Women of Reverence welcomes Lungelwa Mnyamana as a guest blogger.
Lungelwa "Lungie" Mnyamana is a child of God , Marketer and founder of Eminent Pearl Communications and @dear_singlemoms, a mother and youth mentor.
A passionate marketer who loves building strong brands and developing others. With over 10 years’ experience in marketing and market research where she contributed to the growth of local and international brands, Lungie decided to start her own marketing company to serve local brands and small businesses who are trying to build brands.
Lungie is a born again Christian, member and servant at Grace Bible Church. She loves God and loves worship. She believes is worshiping God through her gifts and her worship is through her blog, Life With Umi (www.lifewithumi.com ).
When not working, Lungie enjoys spending time with her son Umi, reading, watching movies &documentaries and blogging on her journey with God.
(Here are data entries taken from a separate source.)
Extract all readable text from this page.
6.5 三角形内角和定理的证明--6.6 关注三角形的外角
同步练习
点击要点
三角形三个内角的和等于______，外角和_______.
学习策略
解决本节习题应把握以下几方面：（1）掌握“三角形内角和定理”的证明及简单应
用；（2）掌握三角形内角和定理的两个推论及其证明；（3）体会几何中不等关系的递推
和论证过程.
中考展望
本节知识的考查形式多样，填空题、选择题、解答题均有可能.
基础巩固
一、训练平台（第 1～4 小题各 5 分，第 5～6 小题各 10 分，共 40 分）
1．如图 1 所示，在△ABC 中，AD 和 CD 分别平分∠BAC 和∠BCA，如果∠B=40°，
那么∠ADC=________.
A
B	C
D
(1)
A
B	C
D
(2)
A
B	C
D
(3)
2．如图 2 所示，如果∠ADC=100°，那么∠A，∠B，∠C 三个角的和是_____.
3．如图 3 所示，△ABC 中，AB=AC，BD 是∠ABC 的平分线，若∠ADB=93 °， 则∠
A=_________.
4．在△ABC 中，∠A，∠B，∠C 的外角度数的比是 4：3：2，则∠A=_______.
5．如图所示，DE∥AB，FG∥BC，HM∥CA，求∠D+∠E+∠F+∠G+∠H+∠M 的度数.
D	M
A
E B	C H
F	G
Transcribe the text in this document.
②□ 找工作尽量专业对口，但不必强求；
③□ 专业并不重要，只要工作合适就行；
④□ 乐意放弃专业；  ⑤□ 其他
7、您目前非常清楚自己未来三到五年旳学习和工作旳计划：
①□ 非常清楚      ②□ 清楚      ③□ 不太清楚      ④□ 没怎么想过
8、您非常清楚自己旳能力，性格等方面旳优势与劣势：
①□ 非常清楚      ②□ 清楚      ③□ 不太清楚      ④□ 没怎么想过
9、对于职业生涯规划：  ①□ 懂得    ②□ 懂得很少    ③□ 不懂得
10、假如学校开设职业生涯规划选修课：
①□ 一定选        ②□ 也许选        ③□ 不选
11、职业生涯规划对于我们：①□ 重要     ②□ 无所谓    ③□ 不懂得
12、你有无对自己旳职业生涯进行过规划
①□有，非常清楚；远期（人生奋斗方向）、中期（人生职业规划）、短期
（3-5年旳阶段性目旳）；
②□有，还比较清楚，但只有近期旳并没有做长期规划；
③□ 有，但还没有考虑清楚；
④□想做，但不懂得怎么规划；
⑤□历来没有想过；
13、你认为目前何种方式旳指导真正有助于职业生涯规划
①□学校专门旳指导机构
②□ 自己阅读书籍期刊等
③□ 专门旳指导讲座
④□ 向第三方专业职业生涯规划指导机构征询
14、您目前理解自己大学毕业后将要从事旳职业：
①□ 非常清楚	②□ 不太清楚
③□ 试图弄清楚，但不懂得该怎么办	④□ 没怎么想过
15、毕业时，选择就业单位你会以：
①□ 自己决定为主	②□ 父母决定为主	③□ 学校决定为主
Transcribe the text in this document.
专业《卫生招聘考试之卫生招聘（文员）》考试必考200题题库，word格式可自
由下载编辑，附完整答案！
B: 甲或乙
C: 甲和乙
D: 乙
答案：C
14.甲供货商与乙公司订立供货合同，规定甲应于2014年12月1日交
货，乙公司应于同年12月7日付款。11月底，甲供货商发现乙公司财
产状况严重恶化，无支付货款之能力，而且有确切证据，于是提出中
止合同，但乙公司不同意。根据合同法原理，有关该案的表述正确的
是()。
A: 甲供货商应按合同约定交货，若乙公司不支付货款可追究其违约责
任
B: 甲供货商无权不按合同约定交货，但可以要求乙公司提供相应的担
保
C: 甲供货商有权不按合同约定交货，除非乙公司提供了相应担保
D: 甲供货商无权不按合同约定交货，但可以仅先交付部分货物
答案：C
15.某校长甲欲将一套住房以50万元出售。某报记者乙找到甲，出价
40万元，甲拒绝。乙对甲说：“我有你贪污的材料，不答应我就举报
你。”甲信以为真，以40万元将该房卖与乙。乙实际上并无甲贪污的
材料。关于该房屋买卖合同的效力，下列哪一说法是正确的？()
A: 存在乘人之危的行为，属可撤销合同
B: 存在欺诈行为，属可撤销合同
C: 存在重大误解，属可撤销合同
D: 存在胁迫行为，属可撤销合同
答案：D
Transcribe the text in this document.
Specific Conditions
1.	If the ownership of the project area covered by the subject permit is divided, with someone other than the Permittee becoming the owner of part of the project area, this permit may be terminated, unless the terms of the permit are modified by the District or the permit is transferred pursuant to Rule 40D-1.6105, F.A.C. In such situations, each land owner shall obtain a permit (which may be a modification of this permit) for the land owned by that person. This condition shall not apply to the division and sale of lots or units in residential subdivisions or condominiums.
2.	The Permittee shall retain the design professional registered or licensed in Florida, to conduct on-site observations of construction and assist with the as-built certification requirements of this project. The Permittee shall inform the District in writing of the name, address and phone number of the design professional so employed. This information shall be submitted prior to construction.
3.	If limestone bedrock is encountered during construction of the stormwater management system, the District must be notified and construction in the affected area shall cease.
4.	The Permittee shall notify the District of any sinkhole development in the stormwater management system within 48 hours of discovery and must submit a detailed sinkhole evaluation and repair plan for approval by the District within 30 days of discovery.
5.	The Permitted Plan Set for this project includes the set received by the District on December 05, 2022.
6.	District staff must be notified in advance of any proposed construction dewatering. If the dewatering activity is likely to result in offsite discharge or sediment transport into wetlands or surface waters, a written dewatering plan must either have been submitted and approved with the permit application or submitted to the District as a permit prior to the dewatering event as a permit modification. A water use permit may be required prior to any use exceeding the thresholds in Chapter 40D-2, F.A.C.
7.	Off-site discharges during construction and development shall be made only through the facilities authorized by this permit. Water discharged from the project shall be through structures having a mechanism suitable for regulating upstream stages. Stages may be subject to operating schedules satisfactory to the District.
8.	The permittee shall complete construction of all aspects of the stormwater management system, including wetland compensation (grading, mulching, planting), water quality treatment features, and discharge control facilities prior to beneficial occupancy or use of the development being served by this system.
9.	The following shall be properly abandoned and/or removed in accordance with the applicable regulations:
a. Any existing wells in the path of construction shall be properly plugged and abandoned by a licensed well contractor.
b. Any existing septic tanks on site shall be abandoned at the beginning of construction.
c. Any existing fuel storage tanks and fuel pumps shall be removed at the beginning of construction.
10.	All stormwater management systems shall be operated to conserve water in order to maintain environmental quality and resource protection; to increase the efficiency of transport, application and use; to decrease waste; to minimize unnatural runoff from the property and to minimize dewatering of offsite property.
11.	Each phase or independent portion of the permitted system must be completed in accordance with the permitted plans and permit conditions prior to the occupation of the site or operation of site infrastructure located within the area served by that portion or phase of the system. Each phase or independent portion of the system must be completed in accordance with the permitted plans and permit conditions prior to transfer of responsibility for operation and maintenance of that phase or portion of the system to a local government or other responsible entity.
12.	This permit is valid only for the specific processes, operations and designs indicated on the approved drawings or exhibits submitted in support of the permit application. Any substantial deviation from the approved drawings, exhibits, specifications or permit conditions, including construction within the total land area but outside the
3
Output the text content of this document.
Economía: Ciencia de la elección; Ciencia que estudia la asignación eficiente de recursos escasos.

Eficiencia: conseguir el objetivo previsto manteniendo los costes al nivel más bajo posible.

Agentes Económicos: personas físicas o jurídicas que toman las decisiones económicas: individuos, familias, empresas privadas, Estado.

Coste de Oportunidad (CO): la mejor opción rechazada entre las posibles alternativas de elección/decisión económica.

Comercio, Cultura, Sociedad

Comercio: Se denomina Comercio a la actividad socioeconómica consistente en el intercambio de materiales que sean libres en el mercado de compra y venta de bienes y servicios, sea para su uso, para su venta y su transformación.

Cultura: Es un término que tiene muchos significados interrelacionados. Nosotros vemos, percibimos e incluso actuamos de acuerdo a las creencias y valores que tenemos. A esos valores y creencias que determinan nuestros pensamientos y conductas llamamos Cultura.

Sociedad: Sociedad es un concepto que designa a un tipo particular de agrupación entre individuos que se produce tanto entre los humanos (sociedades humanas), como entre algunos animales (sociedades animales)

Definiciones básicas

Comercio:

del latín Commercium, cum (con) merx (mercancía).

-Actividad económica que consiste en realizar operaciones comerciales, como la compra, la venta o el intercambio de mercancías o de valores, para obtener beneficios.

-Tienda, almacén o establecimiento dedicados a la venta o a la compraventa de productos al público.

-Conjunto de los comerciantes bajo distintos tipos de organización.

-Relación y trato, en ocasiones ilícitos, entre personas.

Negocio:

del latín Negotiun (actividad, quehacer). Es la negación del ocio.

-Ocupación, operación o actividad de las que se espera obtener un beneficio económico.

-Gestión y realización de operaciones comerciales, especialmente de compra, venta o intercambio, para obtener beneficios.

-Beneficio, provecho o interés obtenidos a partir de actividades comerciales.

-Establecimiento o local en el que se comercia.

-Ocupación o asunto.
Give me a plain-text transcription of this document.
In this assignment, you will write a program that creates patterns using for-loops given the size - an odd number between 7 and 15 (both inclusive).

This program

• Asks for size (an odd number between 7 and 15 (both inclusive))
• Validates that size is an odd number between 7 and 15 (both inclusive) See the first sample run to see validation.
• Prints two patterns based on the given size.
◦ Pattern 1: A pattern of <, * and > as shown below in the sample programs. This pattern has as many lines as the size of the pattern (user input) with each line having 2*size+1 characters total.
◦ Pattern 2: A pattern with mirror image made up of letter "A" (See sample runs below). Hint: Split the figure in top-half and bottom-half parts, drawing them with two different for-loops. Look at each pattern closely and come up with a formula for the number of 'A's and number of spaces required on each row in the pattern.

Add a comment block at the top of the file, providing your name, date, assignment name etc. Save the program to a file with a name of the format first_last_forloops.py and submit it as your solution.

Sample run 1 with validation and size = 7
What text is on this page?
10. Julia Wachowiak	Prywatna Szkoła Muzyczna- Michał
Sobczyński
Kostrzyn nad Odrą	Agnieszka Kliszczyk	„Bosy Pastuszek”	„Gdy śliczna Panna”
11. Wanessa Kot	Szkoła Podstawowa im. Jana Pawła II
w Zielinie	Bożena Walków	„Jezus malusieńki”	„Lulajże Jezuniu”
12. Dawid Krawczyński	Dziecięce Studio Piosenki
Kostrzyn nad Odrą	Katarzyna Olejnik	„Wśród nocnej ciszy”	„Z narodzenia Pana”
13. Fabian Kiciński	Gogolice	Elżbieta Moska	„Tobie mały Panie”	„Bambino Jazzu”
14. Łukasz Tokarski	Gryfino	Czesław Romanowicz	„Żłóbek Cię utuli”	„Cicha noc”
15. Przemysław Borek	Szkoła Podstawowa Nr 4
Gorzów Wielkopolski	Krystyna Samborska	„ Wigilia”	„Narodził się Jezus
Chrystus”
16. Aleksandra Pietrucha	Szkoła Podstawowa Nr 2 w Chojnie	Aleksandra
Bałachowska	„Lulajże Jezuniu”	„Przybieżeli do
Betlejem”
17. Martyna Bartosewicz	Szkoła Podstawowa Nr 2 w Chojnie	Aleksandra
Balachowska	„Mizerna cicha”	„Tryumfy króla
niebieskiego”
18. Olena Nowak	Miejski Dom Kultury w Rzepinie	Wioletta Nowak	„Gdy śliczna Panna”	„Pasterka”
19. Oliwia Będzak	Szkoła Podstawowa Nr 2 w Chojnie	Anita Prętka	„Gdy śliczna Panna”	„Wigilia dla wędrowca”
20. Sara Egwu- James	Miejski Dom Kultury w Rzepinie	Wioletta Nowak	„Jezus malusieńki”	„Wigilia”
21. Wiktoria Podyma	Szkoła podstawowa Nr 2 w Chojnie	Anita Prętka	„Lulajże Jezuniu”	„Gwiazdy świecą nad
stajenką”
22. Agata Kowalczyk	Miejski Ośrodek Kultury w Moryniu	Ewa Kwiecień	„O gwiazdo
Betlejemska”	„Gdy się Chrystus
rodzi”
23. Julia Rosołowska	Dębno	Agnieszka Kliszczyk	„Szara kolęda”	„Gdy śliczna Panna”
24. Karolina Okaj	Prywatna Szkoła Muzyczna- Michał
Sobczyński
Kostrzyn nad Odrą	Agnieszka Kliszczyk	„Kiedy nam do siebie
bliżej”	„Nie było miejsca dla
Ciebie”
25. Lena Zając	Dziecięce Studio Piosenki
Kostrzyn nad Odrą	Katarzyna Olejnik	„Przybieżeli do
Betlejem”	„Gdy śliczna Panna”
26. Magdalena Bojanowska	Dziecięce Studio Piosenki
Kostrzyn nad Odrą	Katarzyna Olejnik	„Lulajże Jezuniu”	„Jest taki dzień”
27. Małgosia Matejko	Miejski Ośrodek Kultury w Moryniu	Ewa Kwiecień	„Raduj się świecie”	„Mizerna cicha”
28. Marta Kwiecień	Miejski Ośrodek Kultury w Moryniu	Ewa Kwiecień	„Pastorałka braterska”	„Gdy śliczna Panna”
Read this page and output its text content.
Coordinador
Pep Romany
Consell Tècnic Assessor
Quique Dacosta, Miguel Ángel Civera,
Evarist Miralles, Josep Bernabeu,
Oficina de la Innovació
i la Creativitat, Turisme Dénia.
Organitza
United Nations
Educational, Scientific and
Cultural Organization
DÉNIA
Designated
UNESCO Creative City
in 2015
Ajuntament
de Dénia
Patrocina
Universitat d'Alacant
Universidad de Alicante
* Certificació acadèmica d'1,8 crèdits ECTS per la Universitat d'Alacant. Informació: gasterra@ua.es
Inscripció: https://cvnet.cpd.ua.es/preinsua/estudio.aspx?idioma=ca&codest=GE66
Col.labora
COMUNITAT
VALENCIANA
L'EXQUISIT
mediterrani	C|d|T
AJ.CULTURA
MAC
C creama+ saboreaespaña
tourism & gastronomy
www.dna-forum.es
I was 6 months pregnant when I realised I was going to be a single mother. Knowing that I would be responsible for another human being all by myself brought a big shift in my spirit. I knew I could never do it alone. I sought God and asked Him to help me. I renewed my commitment to Christ. This time was a lot different from any other relationship I may have had with God. I surrendered; I still surrender, every day I am learning to surrender.
One of my early decisions I made was to strive to be better and not bitter. I asked God to help me forgive my son's father for everything I may have believed he did or did not do. Because this was a genuine decision I made myself, I thought forgiveness would come easily. I didn't know that forgiveness is an everyday thing, something you work through every thought and every experience that brings you to that space again.
Colossians 3:13 says “Bearing with one another and, if one has a complaint against , forgiving each other; as the Lord has forgiven you, so you also must forgive.” This is one of the scriptures that propels me forward.
Being a single mother is a faith challenging responsibility. When you invite Christ into your life, you think many of your challenges will fizzle away. But God does not promise us a challenge free life; He promises us that in our challenges, in our valleys He will be with us. It took a good three years of me having the wrong expectations from God to finally realize; God was not working on someone else I believed had wronged me. He was working on me as a mother who asked to depend on Him. He was working on me who called upon Him.
Whenever I was frustrated, I used to speak to myself and say "fix it Jesus" but I always looked in the wrong place for His solution. Three years in, it finally occurred to me, He was fixing it. I had given the Lord permission to work in me but I was looking elsewhere to see change. This is when the Holy Spirit nudged me and made me realize nothing was broken, what needed to be fixed was my attitude of always prescribing how things should go. The Lord wanted me to let go and let God.
Everyday has its own challenges but my attitude towards those is what God keeps working on. Everything bitter I ask the Lord how I can make better. I have come to understand that healing is a process for everyone. I have many battles I only attend to on my knees and this has also helped with my bitter to better shift.
Healing from any bitter situation is a journey. You are tested along the way. Just when you think things have fallen into place, an experience triggers you and takes you a few steps back.
● Allow yourself to experience the pain and ask the Lord to help you through it.
I think Father's day remains a strong trigger for many single mothers regardless of how they have become single mothers. Kids bring Father's day cards from school on a Friday and just as you recover from managing that conversation at home, Sunday comes and an outpouring of social media dedications reminds you and tries to pull you to a space of bitter. What often makes us bitter is not accepting a situation we are in and look to God on how we can make it better. God says, come to me all who are heavy laden and I will give you rest. When you go to the Lord with your problem, you have to be honest about your feelings and allow Him to make it better.
● Pray for wisdom
I pray to God for wisdom and listen for an answer. God gives us practical solutions. With time I have learned and seen God provide the help single parents ask for. We have God parents, mentors of all nature. When I grew up as a child I remember having a God parent who was there when I got confirmed (growing up in a catholic home) but I don't remember much of a relationship beyond the church. Years later I think about this role in 2020 and the importance of it for a child who is brought up by a single parent. The nuclear family structure has become rare in our society but God has not given up on His people, when He said, I will send you a helper, He does mean we will always have help when we ask for it. Sometimes the “church” can make you feel like you are a write off for having a child out of wedlock or being a single mother as a result of a divorce but as God’s children we know that Christ died on the cross for all men who believe , righteous and unrighteous to receive forgiveness .
● Be true to yourself and find people who will receive you as you are.
Being able to find a spiritual home that embraces you in your worse form and supports you as you find your identity in Christ is fundamental. The power of your your experience is a testimony for others. I believe that being vulnerable and sharing my journey with God as a single parent is a ministry in God’s kingdom especially in a country where 60% of children are brought up by single parents.
I reflect on my experiences as a single mother and am grateful to the Lord. Being a mother has brought me so much closer to God. I have become more vulnerable and compassionate towards others. When I am weak, I know I am strong in the Lord. My mom named my son Umikuthi (which means God is upon us).God is truly upon us.